I did pull out the knitting supplies yesterday, pulled all our winter clothes out and decorated for the Fall.

I am enjoying my hot coffee, hot soups and sitting in front of the fireplace. But gardening is always on my mind.

Crunchy Chicken said...

Chili - Yes! Good point. All those inside projects will actually get some attention now.

Brad K. said...

I still have seed starting flats and tools to clean, compost to gather to use this winter for soil mix, and a few plants (rosemary, lavender, spearmint, peppers) I want to bring in this fall before the first frost in a couple of weeks.

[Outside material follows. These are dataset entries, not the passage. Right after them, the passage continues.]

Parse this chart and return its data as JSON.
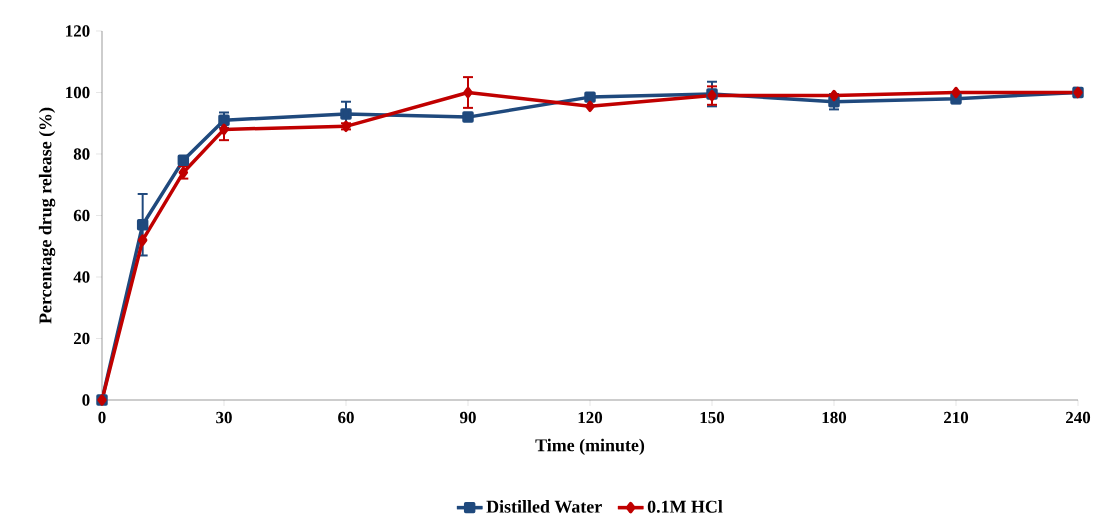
{
  "chart_data": {
    "type": "line",
    "xlabel": "Time (minute)",
    "ylabel": "Percentage drug release (%)",
    "x": [
      0,
      10,
      20,
      30,
      60,
      90,
      120,
      150,
      180,
      210,
      240
    ],
    "series": [
      {
        "name": "Distilled Water",
        "color": "#1f497d",
        "marker": "square",
        "values": [
          0,
          57,
          78,
          91,
          93,
          92,
          98.5,
          99.5,
          97,
          98,
          100
        ],
        "errors": [
          null,
          10,
          1,
          2.5,
          4,
          null,
          1,
          4,
          2.5,
          1.5,
          1.5
        ]
      },
      {
        "name": "0.1M HCl",
        "color": "#c00000",
        "marker": "diamond",
        "values": [
          0,
          52,
          74,
          88,
          89,
          100,
          95.5,
          99,
          99,
          100,
          100
        ],
        "errors": [
          null,
          null,
          2,
          3.5,
          1,
          5,
          null,
          3,
          null,
          null,
          1.5
        ]
      }
    ],
    "xlim": [
      0,
      240
    ],
    "xticks": [
      0,
      30,
      60,
      90,
      120,
      150,
      180,
      210,
      240
    ],
    "ylim": [
      0,
      120
    ],
    "yticks": [
      0,
      20,
      40,
      60,
      80,
      100,
      120
    ],
    "grid": false,
    "legend": "bottom",
    "line_style": "solid"
  }
}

I want to rebuild my grow-light stand and table, add a heat-shroud to warm the seeds and plants a bit above room temperature (which I anticipate will hover about 56 F, like last year).

I just started Tomatoes Love Carrots, and some lessons learned I want to incorporate. So far my biggest success in the garden was the Moss rose bed. Like last year, each plant survived, they spread nicely, and are still blossoning most mornings.

Blessed be!

nantuckettiechic said...

One word, hydroponics. We grow lettuces and herbs all through the winter in the greenhouse. I keep a tomato plant going too--just for the sake of the smell. It can be grey here for weeks on end. The smell of a tomato plant is essential for my mental health. It's a good thing the garden winds down outside in time for the holidays!

treehuggers kitchen said...

I'm with the keeping busy with new projects group. I switch to knitting, sewing, and lots and lots of cooking and baking. :)

Joanie said...

What a great post! Sums up what I'm feeling right now. Post Harvest Blues. We chose not to garden through the winter this year, as we raised the garden beds another board level and are preparing to plant a soil building cover crop, so we're ready to go in the spring. But as I looked through garden pictures this year, I realized I was really sad that the garden was now "empty".

I, too, switch to indoor projects: baking and sewing plus garden preparation for next year (re-worked my "garden design" yesterday afternoon for a contest). A good time to become refreshed and ready for another growing season!